Describe the feature

Mentioned as an alternative to the implemented solution under #125, I believe that Dunet-like Match/Switch methods would be a good addition as, opposed to C#'s switch expression/statements on the underlying value, it allows for compile-time guarantees that all members are explicitly handled.

I don't believe it's necessary to have the "this-member-or-else" matching that a library like Dunet has (i.e. MatchMyMember(Func<Union.MyMember, T> matched, Func<T> @else) as expecting specific members can still be done with simple x == MyEnum.MyMemberValue checks. Perhaps having the ability to pass in a state object to reduce/prevent closure allocations would be nice (see Dunet's stateful matching.)

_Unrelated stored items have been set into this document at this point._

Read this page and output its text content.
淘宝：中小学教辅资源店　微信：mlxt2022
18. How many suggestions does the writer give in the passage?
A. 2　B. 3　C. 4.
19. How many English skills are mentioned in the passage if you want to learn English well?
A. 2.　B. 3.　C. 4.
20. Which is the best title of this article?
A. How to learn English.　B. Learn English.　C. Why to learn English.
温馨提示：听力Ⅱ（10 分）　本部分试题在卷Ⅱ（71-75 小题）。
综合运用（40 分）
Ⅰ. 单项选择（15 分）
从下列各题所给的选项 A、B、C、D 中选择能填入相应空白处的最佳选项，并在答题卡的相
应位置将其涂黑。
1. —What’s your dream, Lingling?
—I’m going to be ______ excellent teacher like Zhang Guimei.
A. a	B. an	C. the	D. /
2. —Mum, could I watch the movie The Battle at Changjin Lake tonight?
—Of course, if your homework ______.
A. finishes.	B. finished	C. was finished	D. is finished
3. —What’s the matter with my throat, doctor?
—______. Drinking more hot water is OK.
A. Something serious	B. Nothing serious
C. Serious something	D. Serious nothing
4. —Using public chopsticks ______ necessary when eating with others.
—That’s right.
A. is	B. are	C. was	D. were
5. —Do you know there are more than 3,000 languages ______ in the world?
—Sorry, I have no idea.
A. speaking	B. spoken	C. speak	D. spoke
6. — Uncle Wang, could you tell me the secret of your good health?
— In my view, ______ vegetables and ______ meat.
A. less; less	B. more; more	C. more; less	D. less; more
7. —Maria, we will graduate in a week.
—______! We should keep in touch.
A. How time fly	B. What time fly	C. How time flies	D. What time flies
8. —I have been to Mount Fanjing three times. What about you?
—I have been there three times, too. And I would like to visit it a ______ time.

Rough idea of how I see this looking (for Match)

[Intellenum<int>]
[Member("Motorbike", 1)]
[Member("ATV", 2)]
[Member("Reliant Robin", 3)]
public partial class VehicleType;

// Source-gen stubs
public TReturn Match<TReturn>(
    Func<VehicleType, TReturn> matchMotorbike,
    Func<VehicleType, TReturn> matchAtv,
    Func<VehicleType, TReturn> matchReliantRobin
);

public void Switch(  // SwitchAsync would also be nice
    Action<VehicleType> matchMotorbike,
    Action<VehicleType> matchAtv,
    Action<VehicleType> matchReliantRobin
);

// Usage
var vehicleType = VehicleType.ReliantRobin;

var wheelCount = vehicleType.Match(
    motorbike => 2,
    atv => 4,
    reliantRobin => 3
);

// "Vehicle "Reliant Robin" has 3 wheels"
Console.WriteLine($"Vehicle \"{vehicleType.Name}\" has {wheelCount} wheels.")

Potential issues

An issue I can foresee with this (which is also an issue in Dunet, but less due to type safety) is when the order of the enum's members is changed, the Match method will still be correct from a compiler's perspective, but the matched function may be different unless you explicitly specified parameter names. Sounds like a nasty thing to encounter in the real world.

The only way I see to get around this is to go fully down the discriminated union path and give members distinct types OR only type them as parameters to Match/Switch.